Wednesday, November 8, 2017

Time Change

Conversation in person and on social media the past few days has often included the time change from the past weekend. The darkness at the end of the day is a struggle for many, including myself, and though I enjoy the light in the morning, it does not offset for me having to move around in the darkness after leaving work at day’s end.

On Tuesday mornings I’m at the church early for our service of Morning Prayer. Depending on the season and amount of light outside, I see a squirrel whose morning ritual has become familiar to me. This squirrel is unfazed by the time change; his days are always marked by the rising and setting of the sun. We are the ones who artificially bend the day to our control, imposing our schedules on the earth’s pattern of seasons and days.

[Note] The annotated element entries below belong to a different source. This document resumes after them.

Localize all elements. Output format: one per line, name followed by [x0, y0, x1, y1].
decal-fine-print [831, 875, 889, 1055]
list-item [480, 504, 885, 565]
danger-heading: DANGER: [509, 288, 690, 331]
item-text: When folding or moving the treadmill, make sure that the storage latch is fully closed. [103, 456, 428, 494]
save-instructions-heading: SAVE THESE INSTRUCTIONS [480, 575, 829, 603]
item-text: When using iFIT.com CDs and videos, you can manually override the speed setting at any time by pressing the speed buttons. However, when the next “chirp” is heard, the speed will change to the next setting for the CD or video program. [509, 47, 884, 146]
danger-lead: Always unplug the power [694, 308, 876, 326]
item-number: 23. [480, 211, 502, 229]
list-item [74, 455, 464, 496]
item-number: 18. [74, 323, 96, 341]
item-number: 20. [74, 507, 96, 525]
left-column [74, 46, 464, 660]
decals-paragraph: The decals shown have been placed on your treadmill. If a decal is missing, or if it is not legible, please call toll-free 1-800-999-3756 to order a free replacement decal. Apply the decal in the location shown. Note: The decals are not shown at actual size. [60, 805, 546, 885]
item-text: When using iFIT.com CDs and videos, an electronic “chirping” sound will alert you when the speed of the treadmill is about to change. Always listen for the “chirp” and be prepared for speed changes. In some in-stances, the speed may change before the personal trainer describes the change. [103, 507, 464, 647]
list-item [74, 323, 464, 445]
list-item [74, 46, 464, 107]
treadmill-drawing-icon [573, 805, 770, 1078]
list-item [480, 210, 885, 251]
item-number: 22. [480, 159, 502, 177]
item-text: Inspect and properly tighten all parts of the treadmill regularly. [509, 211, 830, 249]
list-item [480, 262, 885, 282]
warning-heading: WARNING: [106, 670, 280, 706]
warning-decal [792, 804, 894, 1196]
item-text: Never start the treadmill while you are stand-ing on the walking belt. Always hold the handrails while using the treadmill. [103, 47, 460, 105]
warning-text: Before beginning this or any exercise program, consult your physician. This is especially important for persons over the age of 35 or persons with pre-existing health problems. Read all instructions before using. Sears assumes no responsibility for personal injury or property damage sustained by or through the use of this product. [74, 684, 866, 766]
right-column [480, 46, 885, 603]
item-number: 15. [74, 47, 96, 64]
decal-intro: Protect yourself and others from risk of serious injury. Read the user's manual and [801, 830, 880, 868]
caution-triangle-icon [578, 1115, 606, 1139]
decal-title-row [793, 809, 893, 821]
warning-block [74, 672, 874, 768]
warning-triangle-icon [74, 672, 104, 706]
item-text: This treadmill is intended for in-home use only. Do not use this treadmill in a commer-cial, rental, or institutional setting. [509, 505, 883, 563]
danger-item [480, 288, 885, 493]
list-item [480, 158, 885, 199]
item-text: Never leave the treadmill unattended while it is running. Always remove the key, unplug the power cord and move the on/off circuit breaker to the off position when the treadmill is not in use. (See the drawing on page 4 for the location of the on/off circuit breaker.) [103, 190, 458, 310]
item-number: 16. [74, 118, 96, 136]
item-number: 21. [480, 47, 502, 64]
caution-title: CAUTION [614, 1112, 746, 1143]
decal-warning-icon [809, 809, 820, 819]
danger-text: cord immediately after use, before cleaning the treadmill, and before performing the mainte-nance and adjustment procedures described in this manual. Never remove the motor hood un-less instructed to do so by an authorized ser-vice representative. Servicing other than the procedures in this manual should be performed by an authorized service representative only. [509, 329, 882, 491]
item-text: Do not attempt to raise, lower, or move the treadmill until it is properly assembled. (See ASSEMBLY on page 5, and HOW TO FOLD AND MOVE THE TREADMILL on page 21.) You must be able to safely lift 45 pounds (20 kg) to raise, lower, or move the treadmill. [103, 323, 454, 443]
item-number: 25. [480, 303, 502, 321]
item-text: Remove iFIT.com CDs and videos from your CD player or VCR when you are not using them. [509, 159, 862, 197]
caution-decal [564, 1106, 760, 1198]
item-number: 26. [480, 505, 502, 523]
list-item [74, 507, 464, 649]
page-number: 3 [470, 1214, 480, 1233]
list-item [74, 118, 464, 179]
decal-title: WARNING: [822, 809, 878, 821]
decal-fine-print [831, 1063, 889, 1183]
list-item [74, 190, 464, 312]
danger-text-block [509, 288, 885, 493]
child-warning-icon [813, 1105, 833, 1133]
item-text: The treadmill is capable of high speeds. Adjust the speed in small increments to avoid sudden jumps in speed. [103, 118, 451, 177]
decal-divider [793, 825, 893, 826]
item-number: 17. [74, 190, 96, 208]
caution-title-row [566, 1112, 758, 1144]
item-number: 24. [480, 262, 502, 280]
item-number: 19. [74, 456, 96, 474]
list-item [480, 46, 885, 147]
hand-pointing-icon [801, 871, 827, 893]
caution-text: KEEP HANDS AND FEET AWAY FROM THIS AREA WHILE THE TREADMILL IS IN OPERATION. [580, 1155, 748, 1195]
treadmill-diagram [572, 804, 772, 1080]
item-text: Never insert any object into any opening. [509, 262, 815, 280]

Our bodies know the earth’s rhythm. After the time change on Sunday, many of us have awakened earlier in the morning and been sleepy earlier in the evening because our bodies have yet to adjust to a different rhythm. Yet we adjust eventually to the time change, like adjusting to a pair of new shoes that are uncomfortable at first, then get broken in as we wear them.

Thomas Merton observes that each morning at the point between darkness and dawn, creation asks God for permission to be. However, we humans “have fallen into self-mastery and cannot ask permission of anyone. . . We know the time and dictate the terms.” I wonder how life might be for us if we lived like the squirrel, who rises when it’s light and goes to sleep when it’s dark. I wonder if we’d have less stress and more freedom if we didn’t force ourselves to live by artificial time.

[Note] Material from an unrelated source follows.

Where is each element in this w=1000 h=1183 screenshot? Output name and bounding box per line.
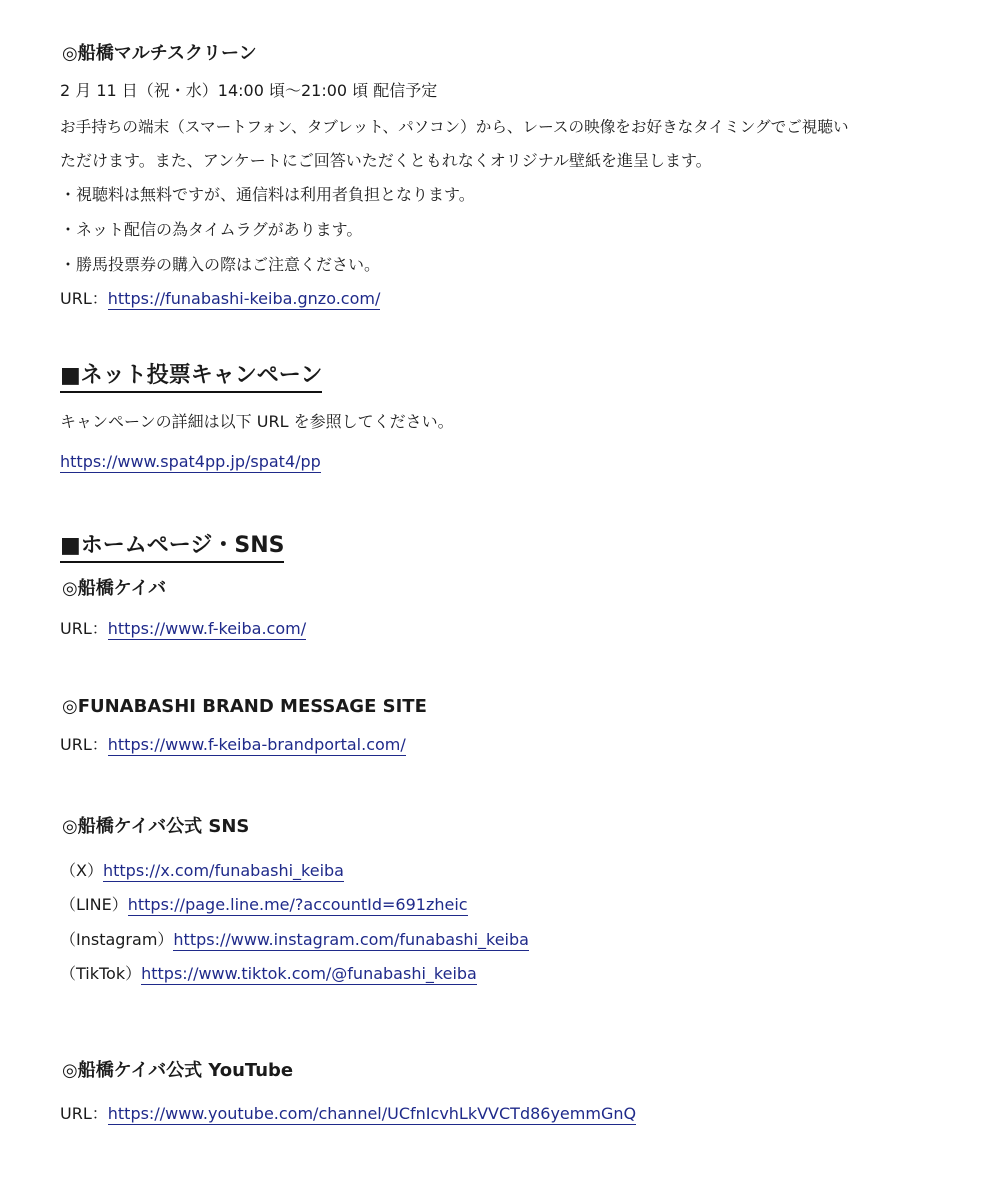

 The squirrel I see on Tuesdays reminds me of the Rule of St. Benedict. Benedict’s monks adjusted their schedules by the seasons. The physical labor, the number of psalms recited daily, the number of meals—these components of the order of each day were different when the days were shorter.

Are there some small changes we can make as these days shorten, changes that help us honor the season and connect us more fully to the rhythms of creation around us? Maybe you allow yourself to go to bed earlier or read rather than watching TV. Maybe you avoid running errands in the evenings and spend time with family or drink a cup of tea. Can you think of how you might welcome the shorter days?